Scientists say strong airflow from the air conditioner moved droplets from one table to another.

"I don't think we have enough information to be widely opening up society, to be honest. And that's one of the things, we need answers to questions like this," said physician Dr. Matthew Heinz, a former director of Provider Outreach in the Office of Intergovernmental and External Affairs under the Obama administration who assisted in the domestic response to the Ebola crisis.

When a person coughs or sneezes, larger droplets fall to the ground.

Smaller droplets remain suspended in the air and can be moved around by air currents.

Doctors say right now, it's unclear how much you have to breathe in to be infected.

"I think you need to assume it's possible and that's why it's so important to maintain the social distancing," Heinz said.

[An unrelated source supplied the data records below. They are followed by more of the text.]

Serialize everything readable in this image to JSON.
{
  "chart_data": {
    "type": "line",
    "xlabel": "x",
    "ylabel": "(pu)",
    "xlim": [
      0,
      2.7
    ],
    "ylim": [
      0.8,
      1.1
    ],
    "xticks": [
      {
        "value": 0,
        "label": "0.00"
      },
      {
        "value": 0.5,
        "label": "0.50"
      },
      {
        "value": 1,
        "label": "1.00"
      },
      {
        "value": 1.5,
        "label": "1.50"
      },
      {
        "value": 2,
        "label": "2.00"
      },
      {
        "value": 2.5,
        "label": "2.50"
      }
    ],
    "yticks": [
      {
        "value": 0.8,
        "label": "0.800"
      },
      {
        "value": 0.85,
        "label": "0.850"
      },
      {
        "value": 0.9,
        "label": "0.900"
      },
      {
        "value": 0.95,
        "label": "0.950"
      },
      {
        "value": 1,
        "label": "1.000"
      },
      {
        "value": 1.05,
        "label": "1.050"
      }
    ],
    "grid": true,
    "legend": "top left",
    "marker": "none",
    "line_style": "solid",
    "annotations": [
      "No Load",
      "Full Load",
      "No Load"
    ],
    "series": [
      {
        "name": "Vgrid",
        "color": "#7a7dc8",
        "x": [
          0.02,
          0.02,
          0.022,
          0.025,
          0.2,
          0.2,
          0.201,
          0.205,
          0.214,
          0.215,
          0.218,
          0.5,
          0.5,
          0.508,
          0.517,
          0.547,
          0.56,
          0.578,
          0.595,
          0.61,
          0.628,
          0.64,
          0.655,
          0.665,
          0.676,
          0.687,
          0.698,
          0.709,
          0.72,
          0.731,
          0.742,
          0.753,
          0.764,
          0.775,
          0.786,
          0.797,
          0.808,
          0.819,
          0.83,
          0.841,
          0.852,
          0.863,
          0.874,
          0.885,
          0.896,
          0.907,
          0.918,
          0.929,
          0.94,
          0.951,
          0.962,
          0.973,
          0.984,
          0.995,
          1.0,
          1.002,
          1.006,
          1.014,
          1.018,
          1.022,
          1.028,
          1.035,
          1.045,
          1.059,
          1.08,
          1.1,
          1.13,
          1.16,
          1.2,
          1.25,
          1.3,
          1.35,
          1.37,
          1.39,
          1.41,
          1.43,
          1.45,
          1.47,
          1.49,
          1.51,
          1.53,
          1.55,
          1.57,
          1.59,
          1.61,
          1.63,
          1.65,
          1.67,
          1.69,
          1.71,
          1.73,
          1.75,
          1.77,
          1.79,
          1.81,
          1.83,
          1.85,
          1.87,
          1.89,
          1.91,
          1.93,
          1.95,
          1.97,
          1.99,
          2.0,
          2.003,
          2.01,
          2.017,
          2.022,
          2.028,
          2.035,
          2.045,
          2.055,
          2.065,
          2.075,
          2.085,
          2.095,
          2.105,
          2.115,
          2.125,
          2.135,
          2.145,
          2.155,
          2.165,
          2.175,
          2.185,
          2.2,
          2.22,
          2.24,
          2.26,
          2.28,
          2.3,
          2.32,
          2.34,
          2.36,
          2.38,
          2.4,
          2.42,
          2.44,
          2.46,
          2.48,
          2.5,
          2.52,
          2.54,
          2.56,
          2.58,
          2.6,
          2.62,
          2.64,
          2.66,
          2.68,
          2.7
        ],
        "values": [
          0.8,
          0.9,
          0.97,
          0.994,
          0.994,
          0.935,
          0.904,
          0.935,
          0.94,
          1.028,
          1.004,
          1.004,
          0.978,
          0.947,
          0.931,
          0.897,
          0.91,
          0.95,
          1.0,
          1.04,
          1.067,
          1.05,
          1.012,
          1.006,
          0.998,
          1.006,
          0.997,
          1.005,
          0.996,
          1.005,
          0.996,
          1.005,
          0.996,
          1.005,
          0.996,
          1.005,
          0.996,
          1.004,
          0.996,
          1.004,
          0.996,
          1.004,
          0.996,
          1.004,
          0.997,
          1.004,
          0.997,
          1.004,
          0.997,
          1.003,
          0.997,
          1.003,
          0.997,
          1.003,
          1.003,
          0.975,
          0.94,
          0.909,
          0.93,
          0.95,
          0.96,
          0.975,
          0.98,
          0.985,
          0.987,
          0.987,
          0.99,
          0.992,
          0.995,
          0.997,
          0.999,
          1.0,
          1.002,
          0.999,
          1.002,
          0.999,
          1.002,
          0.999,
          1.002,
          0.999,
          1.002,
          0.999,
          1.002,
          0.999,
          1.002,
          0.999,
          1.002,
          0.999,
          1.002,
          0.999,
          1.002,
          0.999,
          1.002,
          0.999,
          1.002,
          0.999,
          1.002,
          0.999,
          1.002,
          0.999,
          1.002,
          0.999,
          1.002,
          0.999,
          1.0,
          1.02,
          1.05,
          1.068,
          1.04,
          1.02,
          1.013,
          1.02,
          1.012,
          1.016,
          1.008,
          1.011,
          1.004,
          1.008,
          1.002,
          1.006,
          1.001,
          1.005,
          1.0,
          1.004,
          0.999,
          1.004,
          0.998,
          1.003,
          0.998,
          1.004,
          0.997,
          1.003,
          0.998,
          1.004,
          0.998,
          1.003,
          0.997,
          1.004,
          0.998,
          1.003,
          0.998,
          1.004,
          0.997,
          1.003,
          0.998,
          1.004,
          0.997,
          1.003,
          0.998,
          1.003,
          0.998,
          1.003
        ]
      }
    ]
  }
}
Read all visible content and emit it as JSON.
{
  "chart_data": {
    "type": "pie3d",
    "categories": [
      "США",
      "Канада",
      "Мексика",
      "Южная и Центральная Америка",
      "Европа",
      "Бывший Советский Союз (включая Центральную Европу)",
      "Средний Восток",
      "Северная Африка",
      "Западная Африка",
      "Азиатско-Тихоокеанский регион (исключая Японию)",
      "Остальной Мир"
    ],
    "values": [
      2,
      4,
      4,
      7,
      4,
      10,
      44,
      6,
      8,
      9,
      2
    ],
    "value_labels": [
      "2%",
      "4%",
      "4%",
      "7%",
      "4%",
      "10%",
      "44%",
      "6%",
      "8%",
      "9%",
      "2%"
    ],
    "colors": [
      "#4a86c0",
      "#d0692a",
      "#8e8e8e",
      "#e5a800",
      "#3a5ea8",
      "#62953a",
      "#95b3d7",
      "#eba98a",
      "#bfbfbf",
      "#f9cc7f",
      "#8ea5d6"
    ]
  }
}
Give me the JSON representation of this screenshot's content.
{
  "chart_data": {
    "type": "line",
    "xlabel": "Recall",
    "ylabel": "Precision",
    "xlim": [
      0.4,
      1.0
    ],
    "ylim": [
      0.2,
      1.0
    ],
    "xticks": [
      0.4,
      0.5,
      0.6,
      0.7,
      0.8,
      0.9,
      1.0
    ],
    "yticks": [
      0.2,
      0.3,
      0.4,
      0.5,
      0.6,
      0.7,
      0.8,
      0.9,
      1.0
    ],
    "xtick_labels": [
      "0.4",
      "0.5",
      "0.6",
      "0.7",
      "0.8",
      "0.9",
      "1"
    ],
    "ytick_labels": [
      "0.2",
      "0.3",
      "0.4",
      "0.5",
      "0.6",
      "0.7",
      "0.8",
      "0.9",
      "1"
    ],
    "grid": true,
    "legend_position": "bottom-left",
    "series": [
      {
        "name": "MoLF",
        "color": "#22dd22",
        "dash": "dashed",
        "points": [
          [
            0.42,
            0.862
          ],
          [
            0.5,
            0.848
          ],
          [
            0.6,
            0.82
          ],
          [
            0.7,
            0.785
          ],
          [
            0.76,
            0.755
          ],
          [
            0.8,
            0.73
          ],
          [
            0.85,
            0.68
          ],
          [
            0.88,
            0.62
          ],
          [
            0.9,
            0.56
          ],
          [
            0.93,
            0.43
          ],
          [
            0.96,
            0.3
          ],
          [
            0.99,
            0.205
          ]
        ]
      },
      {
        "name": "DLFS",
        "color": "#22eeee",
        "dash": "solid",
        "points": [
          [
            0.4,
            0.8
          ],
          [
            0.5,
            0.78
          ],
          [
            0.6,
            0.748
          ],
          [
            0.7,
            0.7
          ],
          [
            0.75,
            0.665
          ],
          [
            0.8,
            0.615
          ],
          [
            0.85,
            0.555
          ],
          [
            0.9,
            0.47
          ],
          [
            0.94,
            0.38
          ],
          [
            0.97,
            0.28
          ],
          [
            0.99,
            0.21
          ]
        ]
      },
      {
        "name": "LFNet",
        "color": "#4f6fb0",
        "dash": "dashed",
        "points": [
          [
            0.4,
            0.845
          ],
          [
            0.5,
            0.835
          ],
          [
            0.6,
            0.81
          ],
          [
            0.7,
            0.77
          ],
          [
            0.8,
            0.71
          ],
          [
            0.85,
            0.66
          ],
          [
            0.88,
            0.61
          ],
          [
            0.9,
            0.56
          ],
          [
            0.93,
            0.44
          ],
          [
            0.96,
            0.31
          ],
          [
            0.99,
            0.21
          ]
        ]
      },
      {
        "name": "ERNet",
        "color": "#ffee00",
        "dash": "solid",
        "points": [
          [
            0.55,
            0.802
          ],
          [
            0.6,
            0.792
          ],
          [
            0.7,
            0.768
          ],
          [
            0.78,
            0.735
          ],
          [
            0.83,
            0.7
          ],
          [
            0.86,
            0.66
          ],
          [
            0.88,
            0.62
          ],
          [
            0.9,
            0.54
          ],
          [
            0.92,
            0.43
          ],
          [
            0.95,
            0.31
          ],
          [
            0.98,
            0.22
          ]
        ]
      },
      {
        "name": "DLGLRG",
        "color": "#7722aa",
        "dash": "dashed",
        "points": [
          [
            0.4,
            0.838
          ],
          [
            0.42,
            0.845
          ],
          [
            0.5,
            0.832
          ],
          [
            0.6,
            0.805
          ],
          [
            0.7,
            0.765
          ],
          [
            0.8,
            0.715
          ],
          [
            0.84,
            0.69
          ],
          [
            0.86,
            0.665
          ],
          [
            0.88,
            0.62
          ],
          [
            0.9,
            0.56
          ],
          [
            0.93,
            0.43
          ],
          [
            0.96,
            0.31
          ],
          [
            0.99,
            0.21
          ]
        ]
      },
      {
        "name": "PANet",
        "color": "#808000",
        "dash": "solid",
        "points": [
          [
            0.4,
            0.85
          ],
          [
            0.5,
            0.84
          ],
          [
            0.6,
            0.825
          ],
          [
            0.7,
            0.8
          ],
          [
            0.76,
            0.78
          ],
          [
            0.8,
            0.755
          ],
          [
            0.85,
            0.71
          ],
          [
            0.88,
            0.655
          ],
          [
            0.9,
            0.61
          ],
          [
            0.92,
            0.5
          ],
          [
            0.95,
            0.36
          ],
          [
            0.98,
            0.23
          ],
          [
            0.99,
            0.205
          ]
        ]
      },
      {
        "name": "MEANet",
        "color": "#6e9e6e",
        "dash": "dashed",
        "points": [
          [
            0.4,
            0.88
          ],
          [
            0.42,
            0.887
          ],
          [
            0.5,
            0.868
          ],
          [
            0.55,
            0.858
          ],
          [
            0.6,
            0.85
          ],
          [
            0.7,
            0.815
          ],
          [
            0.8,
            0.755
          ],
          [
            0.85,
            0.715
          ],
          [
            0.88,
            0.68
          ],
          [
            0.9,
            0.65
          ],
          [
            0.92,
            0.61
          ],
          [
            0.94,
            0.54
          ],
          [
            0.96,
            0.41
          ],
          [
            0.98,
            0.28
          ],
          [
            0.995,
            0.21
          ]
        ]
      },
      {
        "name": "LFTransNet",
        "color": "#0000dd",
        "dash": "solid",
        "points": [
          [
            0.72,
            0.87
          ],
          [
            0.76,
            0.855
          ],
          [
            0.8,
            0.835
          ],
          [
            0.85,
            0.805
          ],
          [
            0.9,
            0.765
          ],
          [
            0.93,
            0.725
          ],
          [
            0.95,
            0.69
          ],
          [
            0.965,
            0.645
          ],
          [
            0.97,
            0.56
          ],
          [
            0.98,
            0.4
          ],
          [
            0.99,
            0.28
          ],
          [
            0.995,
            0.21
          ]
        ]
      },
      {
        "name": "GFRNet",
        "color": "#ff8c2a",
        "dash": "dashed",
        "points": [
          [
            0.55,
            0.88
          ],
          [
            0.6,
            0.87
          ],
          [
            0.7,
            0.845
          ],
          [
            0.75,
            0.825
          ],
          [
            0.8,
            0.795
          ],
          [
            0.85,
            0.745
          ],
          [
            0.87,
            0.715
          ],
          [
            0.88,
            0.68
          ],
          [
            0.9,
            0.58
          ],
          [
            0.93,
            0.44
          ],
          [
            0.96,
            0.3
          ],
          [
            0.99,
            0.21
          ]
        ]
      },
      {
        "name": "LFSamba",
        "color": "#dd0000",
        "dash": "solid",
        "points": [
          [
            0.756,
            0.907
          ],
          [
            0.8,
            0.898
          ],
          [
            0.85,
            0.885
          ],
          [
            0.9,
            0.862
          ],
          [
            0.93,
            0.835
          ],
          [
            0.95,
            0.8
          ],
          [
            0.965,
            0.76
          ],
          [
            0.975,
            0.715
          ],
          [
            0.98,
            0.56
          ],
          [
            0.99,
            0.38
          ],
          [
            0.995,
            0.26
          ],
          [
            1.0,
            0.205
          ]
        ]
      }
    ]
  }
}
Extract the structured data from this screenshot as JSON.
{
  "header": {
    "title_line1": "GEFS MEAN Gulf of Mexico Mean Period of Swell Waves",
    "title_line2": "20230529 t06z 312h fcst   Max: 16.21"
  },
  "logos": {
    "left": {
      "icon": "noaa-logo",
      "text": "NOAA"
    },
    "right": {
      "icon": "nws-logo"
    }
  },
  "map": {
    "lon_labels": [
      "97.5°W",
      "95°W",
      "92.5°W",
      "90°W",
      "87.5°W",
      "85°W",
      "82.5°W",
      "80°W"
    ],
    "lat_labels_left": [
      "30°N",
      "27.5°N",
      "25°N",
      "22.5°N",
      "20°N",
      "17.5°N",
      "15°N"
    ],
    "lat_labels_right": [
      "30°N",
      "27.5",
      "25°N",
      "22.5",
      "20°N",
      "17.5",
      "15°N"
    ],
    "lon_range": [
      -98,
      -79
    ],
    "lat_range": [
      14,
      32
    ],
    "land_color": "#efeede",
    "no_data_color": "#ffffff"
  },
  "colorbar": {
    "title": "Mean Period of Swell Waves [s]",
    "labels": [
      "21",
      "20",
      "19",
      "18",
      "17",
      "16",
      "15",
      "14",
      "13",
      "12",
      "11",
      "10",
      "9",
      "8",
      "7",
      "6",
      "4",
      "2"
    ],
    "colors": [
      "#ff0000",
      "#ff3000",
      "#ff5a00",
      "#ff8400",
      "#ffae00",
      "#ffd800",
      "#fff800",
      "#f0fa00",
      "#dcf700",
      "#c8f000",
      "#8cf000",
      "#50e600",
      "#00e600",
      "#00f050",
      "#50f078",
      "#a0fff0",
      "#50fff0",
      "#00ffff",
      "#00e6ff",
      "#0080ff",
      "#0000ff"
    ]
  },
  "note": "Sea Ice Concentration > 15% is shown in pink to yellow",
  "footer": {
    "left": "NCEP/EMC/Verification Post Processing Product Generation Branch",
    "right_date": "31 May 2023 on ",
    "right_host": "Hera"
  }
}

CORONAVIRUS: NY Health Dept. | NY Call 1-(888)-364-3065 | NYC Health Dept. | NYC Call 311, Text COVID to 692692 | NJ Health Dept. | NJ Call 1-(800)-222-1222 or 211, Text NJCOVID to 898211 | CT Health Dept. | CT Call 211

Experts say that risk is why people should upgrade filters in their AC units.

They are urging commercial buildings to switch their systems to the outside air as opposed to recirculating existing air within the building.

"In general, the ventilation and filtration, particularly if it's high-efficiency filtration, are going to be risk-reducing factors," Bahnfleth said.

If your system can't pull in outside air, like most residential homes, experts recommend opening windows, anything to help dilute the contaminants in your air supply.